Weltspartag: BZÖ-Bucher fordert Umsetzung eines Bankkundenpaketes

Schluss mit Kunden-Abzocke der heimischen Banken

Wien (OTS) - Heftige Kritik an der "Kunden-Abzocke" der heimischen Banken übt BZÖ-Bündnisobmann Klubobmann Josef Bucher am heutigen Weltspartag. "Die Banken nehmen Milliarden an Steuerzahlergeld in Anspruch, die Bankmanager kassieren Millionengagen, aber bei den Kunden wird in allen Bereichen massiv abkassiert. Darüber können auch ein paar Plüschbären und sonstige Werbegeschenke am Weltspartag nicht ablenken."

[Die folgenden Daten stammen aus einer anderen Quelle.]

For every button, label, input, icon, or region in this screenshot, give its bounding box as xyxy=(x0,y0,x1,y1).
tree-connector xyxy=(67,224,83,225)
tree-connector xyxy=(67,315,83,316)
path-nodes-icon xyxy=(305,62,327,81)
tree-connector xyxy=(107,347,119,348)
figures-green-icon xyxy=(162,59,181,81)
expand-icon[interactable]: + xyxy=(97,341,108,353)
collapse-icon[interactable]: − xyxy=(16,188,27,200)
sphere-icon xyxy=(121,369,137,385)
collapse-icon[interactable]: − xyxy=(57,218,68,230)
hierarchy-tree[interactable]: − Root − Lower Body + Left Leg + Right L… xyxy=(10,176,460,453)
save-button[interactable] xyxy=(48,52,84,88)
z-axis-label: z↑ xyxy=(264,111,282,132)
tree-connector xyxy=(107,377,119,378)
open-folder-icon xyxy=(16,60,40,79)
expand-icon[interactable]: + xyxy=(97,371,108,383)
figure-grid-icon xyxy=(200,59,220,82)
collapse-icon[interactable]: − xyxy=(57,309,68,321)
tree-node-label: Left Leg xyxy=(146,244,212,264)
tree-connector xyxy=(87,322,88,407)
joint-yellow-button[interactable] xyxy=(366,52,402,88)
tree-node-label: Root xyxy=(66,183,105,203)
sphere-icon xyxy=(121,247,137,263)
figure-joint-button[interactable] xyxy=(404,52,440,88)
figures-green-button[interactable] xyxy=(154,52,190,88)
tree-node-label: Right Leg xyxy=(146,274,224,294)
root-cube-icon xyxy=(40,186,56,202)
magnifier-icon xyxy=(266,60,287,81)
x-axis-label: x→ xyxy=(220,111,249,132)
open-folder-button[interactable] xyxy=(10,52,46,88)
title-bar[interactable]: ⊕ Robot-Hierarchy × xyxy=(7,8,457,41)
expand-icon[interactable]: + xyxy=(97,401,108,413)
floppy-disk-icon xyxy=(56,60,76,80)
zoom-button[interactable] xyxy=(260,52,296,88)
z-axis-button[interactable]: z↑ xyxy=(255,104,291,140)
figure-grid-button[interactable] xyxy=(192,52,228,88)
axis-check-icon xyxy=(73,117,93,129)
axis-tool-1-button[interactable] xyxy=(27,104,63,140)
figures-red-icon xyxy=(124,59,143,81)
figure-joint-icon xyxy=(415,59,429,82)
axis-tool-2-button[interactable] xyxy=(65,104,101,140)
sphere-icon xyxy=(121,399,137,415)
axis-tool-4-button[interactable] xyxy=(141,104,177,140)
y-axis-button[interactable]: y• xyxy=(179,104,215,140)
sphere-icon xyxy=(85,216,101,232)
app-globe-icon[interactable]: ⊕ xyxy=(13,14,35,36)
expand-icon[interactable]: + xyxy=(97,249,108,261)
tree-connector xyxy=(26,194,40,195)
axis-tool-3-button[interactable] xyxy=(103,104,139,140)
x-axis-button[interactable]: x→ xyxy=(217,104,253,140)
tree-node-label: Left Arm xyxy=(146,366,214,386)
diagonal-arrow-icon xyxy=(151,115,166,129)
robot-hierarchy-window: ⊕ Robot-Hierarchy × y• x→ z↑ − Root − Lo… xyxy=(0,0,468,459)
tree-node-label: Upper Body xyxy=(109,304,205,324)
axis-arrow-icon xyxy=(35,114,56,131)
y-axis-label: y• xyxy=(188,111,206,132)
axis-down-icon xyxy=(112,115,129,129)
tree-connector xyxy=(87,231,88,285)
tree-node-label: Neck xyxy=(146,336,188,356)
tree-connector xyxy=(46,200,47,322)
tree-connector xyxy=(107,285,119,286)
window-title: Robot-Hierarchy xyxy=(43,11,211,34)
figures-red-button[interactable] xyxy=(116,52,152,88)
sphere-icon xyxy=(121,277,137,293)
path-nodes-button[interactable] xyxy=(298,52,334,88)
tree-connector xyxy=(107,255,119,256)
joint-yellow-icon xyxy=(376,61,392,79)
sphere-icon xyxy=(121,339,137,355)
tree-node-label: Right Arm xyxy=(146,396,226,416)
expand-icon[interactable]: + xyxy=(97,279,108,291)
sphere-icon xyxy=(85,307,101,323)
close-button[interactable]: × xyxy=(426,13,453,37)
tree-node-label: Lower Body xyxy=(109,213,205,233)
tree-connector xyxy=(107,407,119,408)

Bucher verweist in diesem Zusammenhang auf die Spanne zwischen den Soll- und den Habenzinsen bei Girokonten. "Während es auf Einlagen einen historisch niedrigen Tiefstand von 0,125 Prozent gibt, werden bei Kontoüberziehungen im Mittel 9,625 Prozent Zinsen verrechnet. Das ist eine eiskalte Abzocke der Bankkunden!", so Bucher.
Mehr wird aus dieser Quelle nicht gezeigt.